In any case, version names are really just supplementary to another system, as ideally a game's versioning should reflect some kind of sequence.

Dev Cycle

As far as other considerations go, the decision here depends somewhat on the future release schedule.

In the past it was easy to maintain a 4/5-week release cycle, with a couple weeks of adding a big chunk of content centered around a new map or branch, followed by a week of bigger feature(s) and then some little ones. While I really like that approach, which makes each release pretty substantial (and discussion-worthy!), future updates won't usually have new maps to be focused around, which themselves lead to lots of other related required content, features, and mechanics.
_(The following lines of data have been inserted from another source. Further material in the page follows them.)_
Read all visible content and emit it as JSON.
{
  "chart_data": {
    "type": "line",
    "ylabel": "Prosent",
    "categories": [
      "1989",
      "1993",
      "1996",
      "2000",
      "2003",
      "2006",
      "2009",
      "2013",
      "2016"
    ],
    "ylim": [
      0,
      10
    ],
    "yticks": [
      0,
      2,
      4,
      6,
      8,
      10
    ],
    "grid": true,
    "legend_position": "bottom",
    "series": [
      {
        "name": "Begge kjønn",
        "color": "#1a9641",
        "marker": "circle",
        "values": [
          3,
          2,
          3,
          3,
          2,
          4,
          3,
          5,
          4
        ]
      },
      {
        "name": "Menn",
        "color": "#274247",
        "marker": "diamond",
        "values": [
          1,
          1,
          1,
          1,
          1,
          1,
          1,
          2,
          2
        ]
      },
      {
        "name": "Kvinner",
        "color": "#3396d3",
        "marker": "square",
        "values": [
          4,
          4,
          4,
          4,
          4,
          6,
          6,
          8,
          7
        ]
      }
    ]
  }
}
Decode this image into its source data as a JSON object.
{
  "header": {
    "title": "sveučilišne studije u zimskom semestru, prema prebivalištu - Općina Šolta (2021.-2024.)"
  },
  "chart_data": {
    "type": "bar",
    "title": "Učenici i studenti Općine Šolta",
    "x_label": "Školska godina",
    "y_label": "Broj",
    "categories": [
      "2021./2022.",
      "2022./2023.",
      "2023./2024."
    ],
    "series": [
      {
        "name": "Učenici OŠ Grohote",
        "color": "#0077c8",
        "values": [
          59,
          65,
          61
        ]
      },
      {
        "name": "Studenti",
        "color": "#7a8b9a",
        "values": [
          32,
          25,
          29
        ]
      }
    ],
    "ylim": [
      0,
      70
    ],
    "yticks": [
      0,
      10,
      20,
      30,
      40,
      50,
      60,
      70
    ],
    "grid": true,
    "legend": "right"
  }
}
I'm also looking forward to the pace being a little more flexible and responsive, such as releasing smaller batches of new features every two weeks or so. This change in pace would be another reason to depart from the original alpha designation, if only because sticking to the ongoing "Alpha #" system can distort and dilute the effort and value of the previous releases, each of which took a lot of work to complete.


Grid Sage Games release history as of 170504.

I very much enjoy the practice of releasing with meatier changelogs, but then players also appreciate more rapid development, so there's a good chance I'll be heading in that direction for a while, at least for much of 2017 (once past the "actually releasing on Steam" hurdle).

Are you done yet?

No, this is cathartic and I might be coming close to a decision :P

Having written all of this out, I'm leaning a lot more strongly towards an R# system, maybe calling it R1, kinda like a fake 1.0.

And beyond that? I guess then we can, okay, eventually declare a release the 1.0, and then I imagine there will be updates even beyond that (I probably won't be able to stop myself even if I wanted to), so then we could go with numbers since there is no longer some kind of commonly-assumed target after 1.0, which just breeds updates like 1.01, and so on. Alongside it we'll probably just continue with the R-numbering as well.

Anyway, regardless of what versioning we go with for now, I'll keep up the same date-appended pure number version (still 0.10!).

So what do you think--have I overthought this enough yet? :P

I... still can't decide. Because after sleeping on this post I woke up thinking about it from another angle and started to question the whole R-thing, in that unlike a < 1.0 decimal version number, or clearly having an "alpha" right in the version name, using something like "R" doesn't even hint that the game still has a fair bit of development coming, or that it's technically "early access." That information has to be expressed externally to the versioning, which is somewhat annoying. Maybe just let innertia do its thing, call it Alpha 15 and stop thinking about this? Or is it time for something new? Hm.

Maybe Beta? It's different from Alpha but clearly "not done," and we can ignore what it really means in terms of software development (most games ignore it...). Hm.

Update later same day: For scheduling reasons I had to make a quick decision since it’s Friday and for some reason I really thought it was still Thursday :P. So… Beta it is. Huge feature preview for Cogmind’s Beta milestone is now posted!